Note the test lead wrapped around the centre of the coil and a 50 ohm resistor inline. I put the 50 ohm resistor in line as I didn't want to work the meter at an unusually low impedance. I have no empirical data that this makes a difference but it didn't hurt. This seemed to work well, and both my Comet and YouKits tuners worked well. The YouKits draws a little graph, so you get to see the switchover point of inductance to capacitive reaction (I think). Bob Morton's advice was "Tune a little low for the part of the band you want, then adjust the pipe lengths. "
I tuned the coils as follows:
40m 6.90 mhz (the top resonator of the antenna) (major reduction of capacitance)
30m 10.0 mhz (did not have to change capacitance)
20m 13.8 mhz (did not have to change capacitance)
17m 17.7 mhz (did not change capacitance)
15m 20.86 mhz (reduced capacitance a little)

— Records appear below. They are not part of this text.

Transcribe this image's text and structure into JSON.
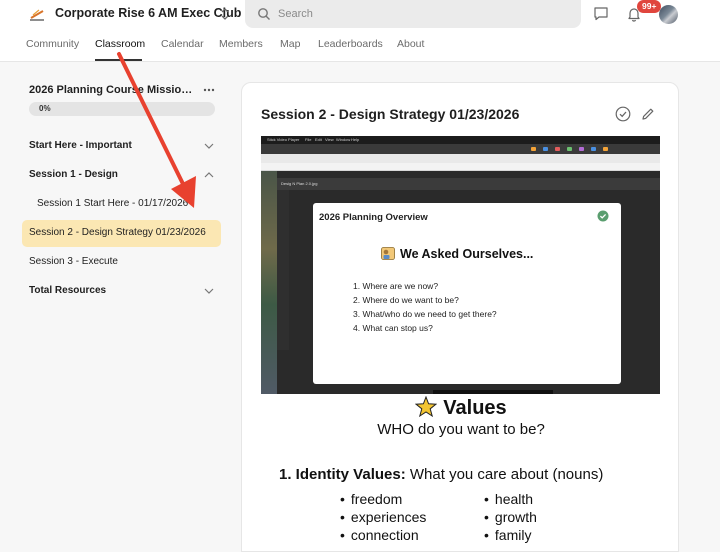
{
  "header": {
    "club_name": "Corporate Rise 6 AM Exec Club",
    "search_placeholder": "Search",
    "notification_count": "99+",
    "icons": [
      "club-logo-icon",
      "switch-icon",
      "search-icon",
      "chat-icon",
      "bell-icon"
    ]
  },
  "nav": {
    "tabs": [
      {
        "label": "Community"
      },
      {
        "label": "Classroom"
      },
      {
        "label": "Calendar"
      },
      {
        "label": "Members"
      },
      {
        "label": "Map"
      },
      {
        "label": "Leaderboards"
      },
      {
        "label": "About"
      }
    ],
    "active": "Classroom"
  },
  "sidebar": {
    "course_title": "2026 Planning Course Mission V...",
    "progress_label": "0%",
    "progress_value": 0,
    "items": [
      {
        "label": "Start Here - Important",
        "type": "section",
        "expanded": false
      },
      {
        "label": "Session 1 - Design",
        "type": "section",
        "expanded": true
      },
      {
        "label": "Session 1 Start Here - 01/17/2026",
        "type": "lesson"
      },
      {
        "label": "Session 2 - Design Strategy 01/23/2026",
        "type": "lesson",
        "active": true
      },
      {
        "label": "Session 3 - Execute",
        "type": "lesson"
      },
      {
        "label": "Total Resources",
        "type": "section",
        "expanded": false
      }
    ]
  },
  "lesson": {
    "title": "Session 2 - Design Strategy 01/23/2026",
    "video": {
      "slide_header": "2026 Planning Overview",
      "slide_heading": "We Asked Ourselves...",
      "questions": [
        "1. Where are we now?",
        "2. Where do we want to be?",
        "3. What/who do we need to get there?",
        "4. What can stop us?"
      ],
      "menubar": [
        "Stick Video Player",
        "File",
        "Edit",
        "View",
        "Window",
        "Help"
      ],
      "toolbar_text": "Desig N Plan 2.0.jpg"
    },
    "values": {
      "title": "Values",
      "subtitle": "WHO do you want to be?",
      "identity_bold": "1. Identity Values:",
      "identity_rest": " What you care about (nouns)",
      "col1": [
        "freedom",
        "experiences",
        "connection"
      ],
      "col2": [
        "health",
        "growth",
        "family"
      ]
    }
  },
  "colors": {
    "accent_highlight": "#fbe7b3",
    "annotation_arrow": "#e8412f",
    "badge": "#e0453d"
  }
}
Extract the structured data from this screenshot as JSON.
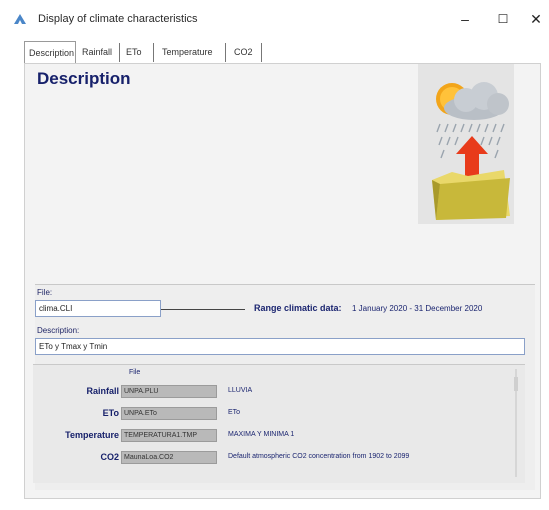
{
  "window": {
    "title": "Display of climate characteristics",
    "minimize": "–",
    "maximize": "☐",
    "close": "✕"
  },
  "tabs": [
    {
      "label": "Description",
      "active": true
    },
    {
      "label": "Rainfall"
    },
    {
      "label": "ETo"
    },
    {
      "label": "Temperature"
    },
    {
      "label": "CO2"
    }
  ],
  "main": {
    "heading": "Description",
    "file_label": "File:",
    "file_value": "clima.CLI",
    "range_label": "Range climatic data:",
    "range_value": "1 January 2020 - 31 December 2020",
    "description_label": "Description:",
    "description_value": "ETo y Tmax y Tmin"
  },
  "files": {
    "header": "File",
    "rows": [
      {
        "label": "Rainfall",
        "file": "UNPA.PLU",
        "desc": "LLUVIA"
      },
      {
        "label": "ETo",
        "file": "UNPA.ETo",
        "desc": "ETo"
      },
      {
        "label": "Temperature",
        "file": "TEMPERATURA1.TMP",
        "desc": "MAXIMA Y MINIMA 1"
      },
      {
        "label": "CO2",
        "file": "MaunaLoa.CO2",
        "desc": "Default atmospheric CO2 concentration from 1902 to 2099"
      }
    ]
  },
  "icons": {
    "app": "app-icon",
    "illustration": "weather-folder-icon"
  },
  "colors": {
    "heading": "#17216b",
    "label": "#1b2570",
    "panel": "#f3f3f3",
    "field_border": "#8aa0c8",
    "file_field": "#b9b9b9"
  }
}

12m 24.6 mhz (reduced capacitance a little)
10m 27.9 mhz (reduced capacitance a little) (the bottom resonator of the antenna)
I wrote the resonant frequency on each coil to ensure they get back into the correct order. My hunch is that I had the 20 and 30 meter resonators reversed and the antenna never worked at all on 10m, and not so much on 20m. Perhaps it will be different after all this work.
The dual coils both show up on the antenna analyzer so much so that it is hard to tell which resonator you are adjusting. Bob Morton suggested running a short jumper lead across the L-C circuit you are not using to dampen it. This helped a lot. The pipe on the end of the L-C also changes the tuning a bit so this ended up being a best effort. I will find out how close I got once installed and operational.
At this point in time, all the pieces are scattered around my shop. I need to prepare the tubing and put back up on the roof, maybe moving it a few feet to the east. I have new guy line, and am hoping it will not stretch as much as the old.